Col suo nome volle che il mondo tutto sapesse di che pasta era fatto il suo pontificato. Fattosi chiamare Francesco — prendendo a prestito la stravagante avventura del giullare d’Assisi — di quel giovane infiammato ne sposa tutt’oggi stile, sembianze. Francesco, il celebre protagonista di una delle più ardite sfide della catechetica cristiana: quella d’evangelizzazione di un lupo. A Gubbio: “Al tempo che santo Francesco dimorava nella città d’Agobbio, nel contado apparì un lupo grandissimo, terribile e feroce, il quale non solamente divorava gli animale, ma eziando gli uomini; in tanto che tutti i cittadini stavano in gran paura, però che spesso s’appressava alla città”. 

La Basilica di Pietro gemellata con la città di Gubbio: il Giubileo dei Carcerati novella reinterpretazione della pagina de I Fioretti di Tommaso da Celano. Francesco, papa, come Francesco, il santo giullare: “Venite a me voi tutti che siete carcerati — oppressi e oppressori — io vi darò casa”. Una basilica, il cuore della cristianità, come casa e cagione d’incontro tra Dio e l’uomo. Tra miseria e misericordia: “Io voglio, frate lupo, far la pace fra te e costoro, sicché tu non gli offenda più, ed egli ti perdonino ogni passata offesa, e né li uomini né li cani ti perseguitino più”. Come la madre ch’è sempre disposta a riaccendere la pace tra due figli in bisticcio-pasticcio tra loro.

L’invito porta la data d’inizio giubileo. Erano nel cuore del Papa già nell’ora prima dell’annuncio: “(I detenuti) ogni volta che passeranno per la porta della loro cella, rivolgendo il pensiero e la preghiera al Padre, possa questo gesto significare per loro il passaggio della Porta Santa”. Ch’era l’annunciazione del frate alla belva: “Io ti comando nel nome di Gesù Cristo, che tu venga ora meco senza dubitare di nulla, e andiamo a firmare questa pace al nome di Dio”. 

I lupi fan paura, i detenuti anche: mettere pace nei loro cuori è rimettere nella pace l’intera società.

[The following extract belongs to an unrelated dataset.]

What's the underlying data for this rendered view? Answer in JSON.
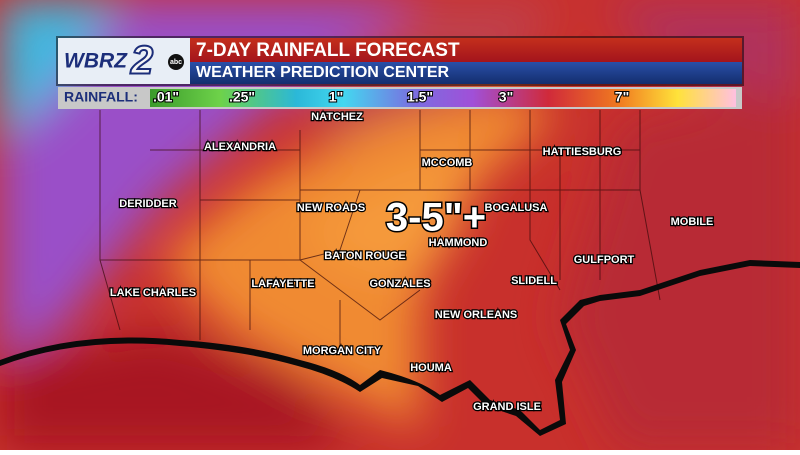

Loro l’hanno tradita facendo del male, ch’è sempre una brutta e agitata faccenda: la loro droga quotidiana. Vite-drogate dentro cui Francesco scorge traccia del riguardo di Dio: vite-graziate, dunque. Ecco la misericordia di cui abbisogna il lupo: una voce che torni ad insegnargli come coniugare i verbi al tempo futuro, il tempo della speranza. Il male è un verbo al passato, quello remoto: “L’uomo peccò”. La grazia, parente prossima di clemenza, è un verbo al futuro-semplice: “L’uomo risorgerà”. Tra i due, tutto un lavoro di rammendo e di riparazione della memoria, di verbi coniugati al tempo presente, quello della galera: “Il tempo è compiuto, il regno di Dio è vicino; convertitevi e credete al Vangelo” (Mc 1,3). Mica svendita totale: è il caso serio della risurrezione. 

Dalla foresta al contado di Gubbio, dalla cella di galera alla Città Eterna: “Vieni qui, frate lupo, ti comando dalla parte di Cristo che tu non facci male né a me né a persona”. Anche il contrario: “Udite, fratelli miei: frate lupo che è qui dinanzi da voi, si m’ha promesso, e fattomene fede, di far pace con voi e di non offendervi mai in cosa nessuna, voi gli promettete ogni dì le cose necessarie”. I galeotti non fan più paura, se li amate: la traduzione è di un papa-francescano. Ad arricchirsi, stavolta come allora, è l’intera cittadinanza: accertarsi che nessun errore è mai più grande di chi lo firma, è alzarsi la mattina mettendo in conto di poter sbagliare. 

Per chi sbaglia, ieri come oggi, varrà la pena non ripetere il vile peccato di Giuda: convincersi che il male fatto superi in altezza la capacità della misericordia divina. Chi crede, creda al finale di frate Tommaso: “Il lupo vivette due anni in Agobbio, ed entravasi dimesticamente per le case a uscio a uscio”. Senza arrecare male, senza che nessuno gli arrecasse del male. Tutti attori protagonisti nello spettacolo più eccitante, quello dell’amore che perdona senza scusare il male fatto: «Dopo due anni frate lupo si morì di vecchiaia, di che li cittadini molto si dolsono». Si dolsero perché il lupo s’era fatto presenza intima: benvenuto, ladrone, in Cielo. A Dio un atto buono basta: s’attaccherà a quello.